Birds and their flights of fancy

Damien Enright on how borders are non-existent for birds.

Birds and their flights of fancy

NOTHING can be finer than to sit in a sheltered Irish garden in the first days of warm sun, surrounded with green buds and singing birds. It was possible to do this last week. It was also lovely, albeit somewhat sharper, to walk the paths that skirt the bay.

At Timoleague, I saw four cattle egrets roosting at high tide, along with a few hundred godwit, dunlin, oystercatchers and gulls. Among the latter were two relative rarities, Iceland gulls; apparently, they follow fishing boats from their icy home all the way to temperate Ireland. It’s worth the trip for the free grub.

The cattle egrets could be distinguished from the little egrets, which now nest annually in a wood opposite Timoleague Abbey. Both species are gleaming white and about the same size but the cattle egrets stand somewhat hunched, necks drawn down into their shoulders; they are a squatter, stolider bird. The fact there are four of them raises hopes that they may, in time, colonise, as did the little egret from the late 1990s onward.

Last month, my granddaughter thought she was suffering post-party hallucinations when she started seeing small green parrots in trees near her university at Kingston, just outside London. First it was one or two birds, then, one morning she saw a huge flock fly past.

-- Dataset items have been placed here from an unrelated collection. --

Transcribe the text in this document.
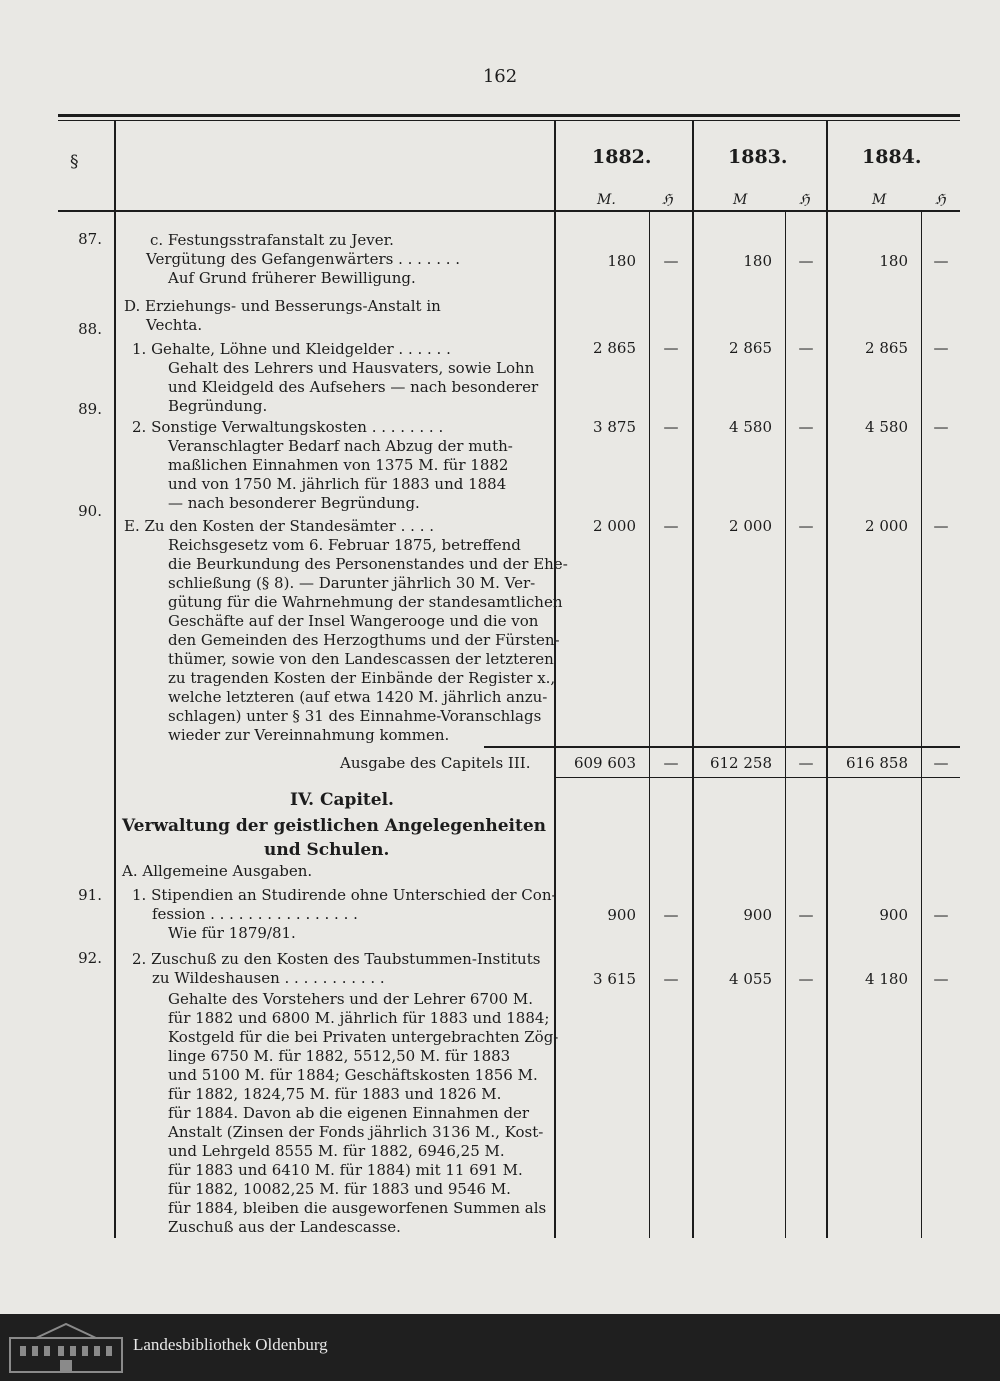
162
§	1882.	1883.	1884.
M.	ℌ	M	ℌ	M	ℌ
87.	c. Festungsstrafanstalt zu Jever.
Vergütung des Gefangenwärters . . . . . . .
Auf Grund früherer Bewilligung.
180	—	180	—	180	—
88.
D. Erziehungs- und Besserungs-Anstalt in
Vechta.
1. Gehalte, Löhne und Kleidgelder . . . . . .
Gehalt des Lehrers und Hausvaters, sowie Lohn
und Kleidgeld des Aufsehers — nach besonderer
Begründung.
2 865	—	2 865	—	2 865	—
89.
2. Sonstige Verwaltungskosten . . . . . . . .
Veranschlagter Bedarf nach Abzug der muth-
maßlichen Einnahmen von 1375 M. für 1882
und von 1750 M. jährlich für 1883 und 1884
— nach besonderer Begründung.
3 875	—	4 580	—	4 580	—
90.
E. Zu den Kosten der Standesämter . . . .
Reichsgesetz vom 6. Februar 1875, betreffend
die Beurkundung des Personenstandes und der Ehe-
schließung (§ 8). — Darunter jährlich 30 M. Ver-
gütung für die Wahrnehmung der standesamtlichen
Geschäfte auf der Insel Wangerooge und die von
den Gemeinden des Herzogthums und der Fürsten-
thümer, sowie von den Landescassen der letzteren
zu tragenden Kosten der Einbände der Register x.,
welche letzteren (auf etwa 1420 M. jährlich anzu-
schlagen) unter § 31 des Einnahme-Voranschlags
wieder zur Vereinnahmung kommen.
2 000	—	2 000	—	2 000	—
Ausgabe des Capitels III.	609 603	—	612 258	—	616 858	—
IV. Capitel.
Verwaltung der geistlichen Angelegenheiten
und Schulen.
A. Allgemeine Ausgaben.
91. 1. Stipendien an Studirende ohne Unterschied der Con-
fession . . . . . . . . . . . . . . . .
Wie für 1879/81.
900	—	900	—	900	—
92. 2. Zuschuß zu den Kosten des Taubstummen-Instituts
zu Wildeshausen . . . . . . . . . . .
Gehalte des Vorstehers und der Lehrer 6700 M.
für 1882 und 6800 M. jährlich für 1883 und 1884;
Kostgeld für die bei Privaten untergebrachten Zög-
linge 6750 M. für 1882, 5512,50 M. für 1883
und 5100 M. für 1884; Geschäftskosten 1856 M.
für 1882, 1824,75 M. für 1883 und 1826 M.
für 1884. Davon ab die eigenen Einnahmen der
Anstalt (Zinsen der Fonds jährlich 3136 M., Kost-
und Lehrgeld 8555 M. für 1882, 6946,25 M.
für 1883 und 6410 M. für 1884) mit 11 691 M.
für 1882, 10082,25 M. für 1883 und 9546 M.
für 1884, bleiben die ausgeworfenen Summen als
Zuschuß aus der Landescasse.
3 615	—	4 055	—	4 180	—
Landesbibliothek Oldenburg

They were, it seems, red-necked parakeets, not a bird one would associate with sedate boroughs on the banks of the Thames. However, parakeets are commonplace in Surrey and it was, perhaps, the busy party life that caused her not to see them previously. They do not come out at night, they are not owls! She has since photographed and researched them, and now sends me pictures and news that there are large, well-established colonies in southwest London, around leafy Kingston, Esher, Kew and Richmond Park.

How did they get there? They certainly did not fly from Asia or Africa, their native home. One story has it that some escaped from Shepperton Studios in 1951 during the shooting of The African Queen with Bogart and Hepburn. Another has it that in the swingin’ 60s, 100 were released by Jimi Hendrix so as to bring a dash of psychedelic brilliance to the London sky. Truth is, no one knows where they came from. Already, in 1855, a pair were reported nesting in Norfolk. They are now so numerous that a roost at Esher Rugby Football Ground contains 7,000 birds and the footpath below has been closed due to the volume of guano falling from above. It is now illegal to release them or allow them to escape in Britain.

In the Canary Islands, we sometimes see one or two, noisy and brightly coloured, whizzing between the tall palms or scuttling about in the massive shade trees in the plaza in the centre of San Sebastian de La Gomera.

Meanwhile, a reader who has a great grá for frogs and who annually notes the first incidence and later progress of the spawn in pools on Dingle, tells me that while kissing a frog may not turn it into a prince, it may yield more useful results if you have diabetes. Slime from the skin of a South American amphibian called the paradoxical frog, Pseudis paradoxa, could provide a new treatment, say scientists. It apparently secretes a substance from its skin which stimulates the release of insulin, the vital hormone deficient in diabetes sufferers. It is now thought this secretion may be synthesised and give new relief to diabetics (see Richard Collins, above).

All of this goes to prove, once again, that those ‘crazy’ environmentalists who insist that all life forms, be it a tiny snail, an unsavoury beetle or a creature that lives a hundred leagues under the sea, should be preserved are right. No road, or mine, or town should be allowed to wipe a species off the face of this planet. However humble or ‘ugly’, in exterminating it, we may lose something which we learn, too late, would help save our lives or the life of the planet.